Grant Turner (May 17, 1912 – October 19, 1991) was an American disc jockey known as the long time host of the Grand Ole Opry and on WSM AM radio in Nashville, Tennessee. In 1981, Turner was inducted into the Country Music Hall of Fame, the first announcer or disk jockey to achieve that honor.

==Early life==
Born Jessie Granderson Turner in Baird, Texas, near Abilene, he was the son of a banker and the grandson of a rancher. In 1928 while in high school, Turner performed on KFYO-AM in Abilene and performed as Ike and His Guitar before becoming an announcer for the station that same year. After majoring in journalism in college and then worked in newspapers both in Texas and Louisiana during the 1930s, Turner returned to radio at KFRO-AM in Longview, Texas. By 1942, Turner left Texas for a radio position in Knoxville, Tennessee.

==Career at WSM==
In 1944, Turner rode an all-night bus from Knoxville to Nashville to audition for WSM-AM. Joining the station on June 6 of that year, the same day as the Normandy landings during World War II, Turner first announced the early-morning programs of WSM-AM. A few months later, Turner joined George D. Hay and the staff of Saturday night announcers for the Grand Ole Opry. By the late 1940s, Turner reached the "big prize" (as he called it) when he hosted the R.J. Reynolds sponsored portion of the Opry on the NBC Radio Network. This show, the Prince Albert Show would have 10 million weekly listeners in over 170 radio stations by 1953. Turner would later host the Mr. DJ, USA radio program on WSM-AM that featured guest disk jockeys from around the United States. By the mid-1950s, Turner became the third announcer of Ernest Tubb's Midnite Jamboree, a position Turner would hold until 1977.

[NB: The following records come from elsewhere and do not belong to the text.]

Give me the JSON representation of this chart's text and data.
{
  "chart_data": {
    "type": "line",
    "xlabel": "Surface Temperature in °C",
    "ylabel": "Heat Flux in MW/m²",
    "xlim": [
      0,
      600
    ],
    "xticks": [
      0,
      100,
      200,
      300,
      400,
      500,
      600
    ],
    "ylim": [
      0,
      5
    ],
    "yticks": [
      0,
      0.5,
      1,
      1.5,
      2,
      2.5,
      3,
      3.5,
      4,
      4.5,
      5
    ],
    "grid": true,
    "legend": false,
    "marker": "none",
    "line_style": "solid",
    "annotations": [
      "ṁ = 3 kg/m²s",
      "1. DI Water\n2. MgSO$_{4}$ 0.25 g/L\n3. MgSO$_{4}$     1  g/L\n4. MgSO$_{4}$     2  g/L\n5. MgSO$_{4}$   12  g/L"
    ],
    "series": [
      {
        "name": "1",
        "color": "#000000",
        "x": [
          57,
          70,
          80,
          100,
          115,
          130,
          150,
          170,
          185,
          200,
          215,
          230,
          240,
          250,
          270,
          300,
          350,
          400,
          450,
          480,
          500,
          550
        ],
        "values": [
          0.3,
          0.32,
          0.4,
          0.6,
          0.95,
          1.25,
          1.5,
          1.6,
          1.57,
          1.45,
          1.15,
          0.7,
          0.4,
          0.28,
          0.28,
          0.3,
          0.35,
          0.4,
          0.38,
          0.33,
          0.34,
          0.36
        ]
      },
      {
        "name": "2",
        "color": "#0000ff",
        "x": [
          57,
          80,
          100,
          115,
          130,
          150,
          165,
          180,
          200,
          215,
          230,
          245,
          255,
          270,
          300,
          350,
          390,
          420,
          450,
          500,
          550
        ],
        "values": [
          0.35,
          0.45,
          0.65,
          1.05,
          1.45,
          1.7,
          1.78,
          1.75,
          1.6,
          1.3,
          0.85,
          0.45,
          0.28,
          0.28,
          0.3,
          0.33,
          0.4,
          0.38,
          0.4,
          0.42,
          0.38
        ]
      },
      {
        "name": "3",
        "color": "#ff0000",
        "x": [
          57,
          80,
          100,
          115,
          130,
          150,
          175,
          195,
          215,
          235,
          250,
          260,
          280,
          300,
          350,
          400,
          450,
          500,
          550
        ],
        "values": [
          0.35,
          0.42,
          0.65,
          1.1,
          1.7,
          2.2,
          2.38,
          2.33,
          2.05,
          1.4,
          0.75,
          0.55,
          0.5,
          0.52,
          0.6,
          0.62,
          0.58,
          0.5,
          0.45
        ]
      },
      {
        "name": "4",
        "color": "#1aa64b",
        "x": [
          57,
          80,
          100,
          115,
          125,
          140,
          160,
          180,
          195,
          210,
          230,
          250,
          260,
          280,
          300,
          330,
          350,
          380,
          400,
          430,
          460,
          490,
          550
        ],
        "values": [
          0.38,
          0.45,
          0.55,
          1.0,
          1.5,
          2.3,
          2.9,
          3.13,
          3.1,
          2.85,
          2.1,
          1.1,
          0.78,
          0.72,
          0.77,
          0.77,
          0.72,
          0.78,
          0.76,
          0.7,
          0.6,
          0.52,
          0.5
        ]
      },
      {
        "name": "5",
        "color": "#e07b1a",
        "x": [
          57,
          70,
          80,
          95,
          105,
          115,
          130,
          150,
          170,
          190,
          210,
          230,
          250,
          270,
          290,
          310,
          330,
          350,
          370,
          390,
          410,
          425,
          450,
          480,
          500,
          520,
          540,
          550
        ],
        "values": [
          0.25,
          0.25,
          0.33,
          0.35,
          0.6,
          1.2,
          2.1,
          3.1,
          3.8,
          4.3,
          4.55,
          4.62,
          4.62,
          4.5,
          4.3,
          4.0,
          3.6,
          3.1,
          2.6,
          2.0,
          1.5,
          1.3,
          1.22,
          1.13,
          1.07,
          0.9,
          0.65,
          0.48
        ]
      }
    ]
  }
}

While at the Opry, Turner also hosted the pre-Opry Grand Ole Opry Warmup Show, spinning records and taking requests on the Opry Stage every Friday and Saturday night shows, first at the Ryman Auditorium in downtown Nashville, and later at the Grand Ole Opry House at Opryland USA northeast of Nashville after the new Opry House opened in March 1974 (The new Opry House is still in use near the now Opry Mills Mall following the park's closure and demolition between 1997 and 2000.). Turner performed this until the night before he died in Brentwood, Tennessee in October 1991.

==Music and other recording career==
Outside of the Opry, Turner had a less than successful career as a recording artist. During 1951–52, Turner recorded four duets with Helen Carter for Tennessee and Republic Records. In 1964–65, Turner had four solo numbers with Chart Records (now part of Sony Music ). Turner also made spoken-word LP recordings, including one personal Opry memoir for CVS Records in 1980. That same year, Turner had an uncredited role as an Opry announcer in the Loretta Lynn biographical film Coal Miner's Daughter.

==Legacy==
Known for his diction, ingratiating personality, and professionalism, Turner was among the first three inductees in the Country Disc Jockey Hall of Fame (now Country Radio Seminar On-Air Hall of Fame Inductees) in 1975. Six years later, Turner was inducted into the Country Music Hall of Fame along with Vernon Dalhart.

Turner was the first radio host or announcer to be inducted into the Country Music Hall of Fame. The other two announcers inducted were Ralph Emery in 2007 and Kix Brooks (as part of Brooks & Dunn) in 2019 (Brooks succeeded Bob Kingsley as host of American Country Countdown in January 2006 and hosted until the end of 2024.).